Americans’ after-inflation wages have dropped by almost 3 percent since President Barack Obama’s inauguration, according to a new analysis by a left-wing advocacy group.
The biggest drop was felt by lower-income workers, while upper-income professionals were hit by a 2 percent drop. The study was released by the National Employment Law Project, which is headed by left-wing employment lawyers, union officials and a former economist in Obama’s White House, Jared Bernstein.
The biggest hits — minus 4.1 percent — were taken by people who earn between $10.61 and $14.21, an hour, said the analysis of federal data.
Several job categories suffered even greater losses. “Real median wages fell by 5.0 percent or more in five of the top ten lower-wage occupations: restaurant cooks, food preparation workers, home health aides, personal care aides, and maids and housekeepers,” said a statement from the NELP group.
Wages fell amid a cumulative productivity increase of 4.5 percent, according to NELP. “Workers are producing more goods and services per hour but earning less than they were when the recovery began,” the group declared. Productivity is growing because companies are using high-tech gear — especially computers — to augment or replace labor.
The unwelcome analysis isn’t likely to get much promotion by progressive groups, partly because it happened on Obama’s watch, but also because it arrives in the middle of a push to double the inflow of low-skill immigrants, many of whom choose to work in the hardest-hit job categories.
In fact, many progressives and business-advocates suggest that high levels of low-skill immigration will boost wages for low-skilled Americans.
“If we don’t do anything to fix our broken system … We won’t benefit from highly-skilled immigrants starting businesses and creating jobs [and] American workers will have to make due with lower wages and fewer protections,” President Barack Obama said during his July 13 weekly address.
A controversial bill passed in late June by the Senate would double the immigration rate, and would add 46 million immigrants by 2033. House GOP leaders are debating their response, amid widespread opposition from the GOP’s base.
An increasing number of conservatives and academics argue that large-scale immigration has been harmful to Americans outside the top ranks of society and the economy.
Alabama Sen.
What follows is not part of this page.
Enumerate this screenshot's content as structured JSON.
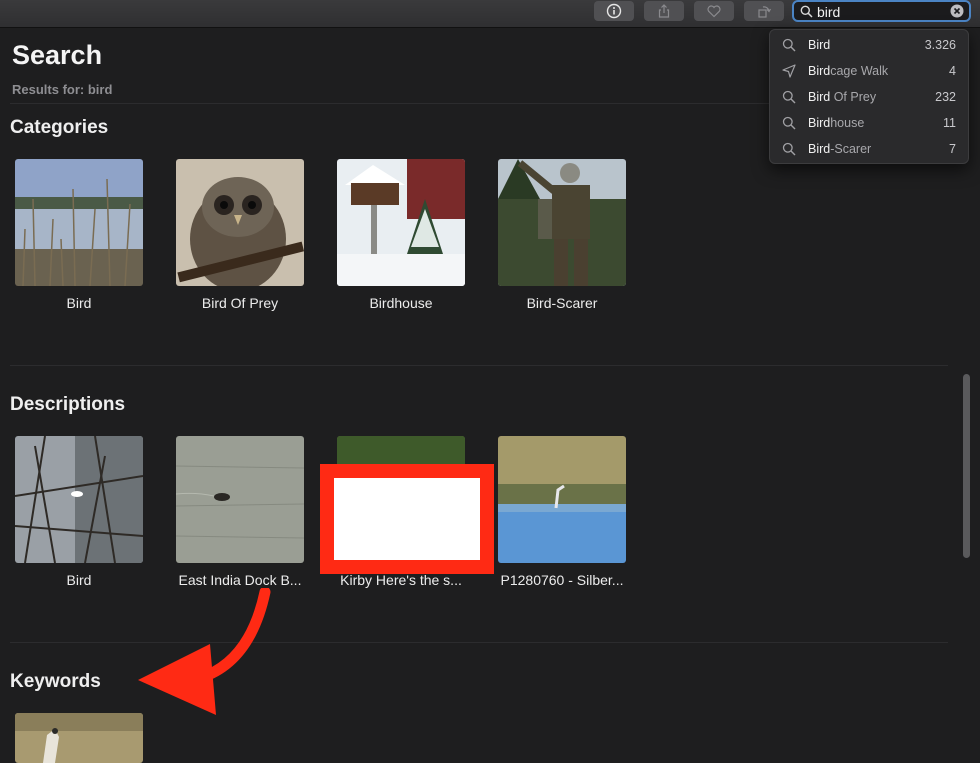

Jeff Sessions, for example, says the defeat of a proposed immigration rewrite would help boost wages and make the GOP more popular among low-income and mid-income Americans, including Latinos and African-Americans.
“The Republican Platform should include a line that says we will promote an immigration policy that serves and honors the American worker and the American taxpayers,” he said in a June 13 speech in Alabama. “No political party can have as its goal lower wages for its country,” he said.
Since 2000, the nation’s working-age immigrant population has grown by 8.8 million, and the number of working immigrants has grown 5.3 million, according to a July 3 report by the Center for Immigration Studies.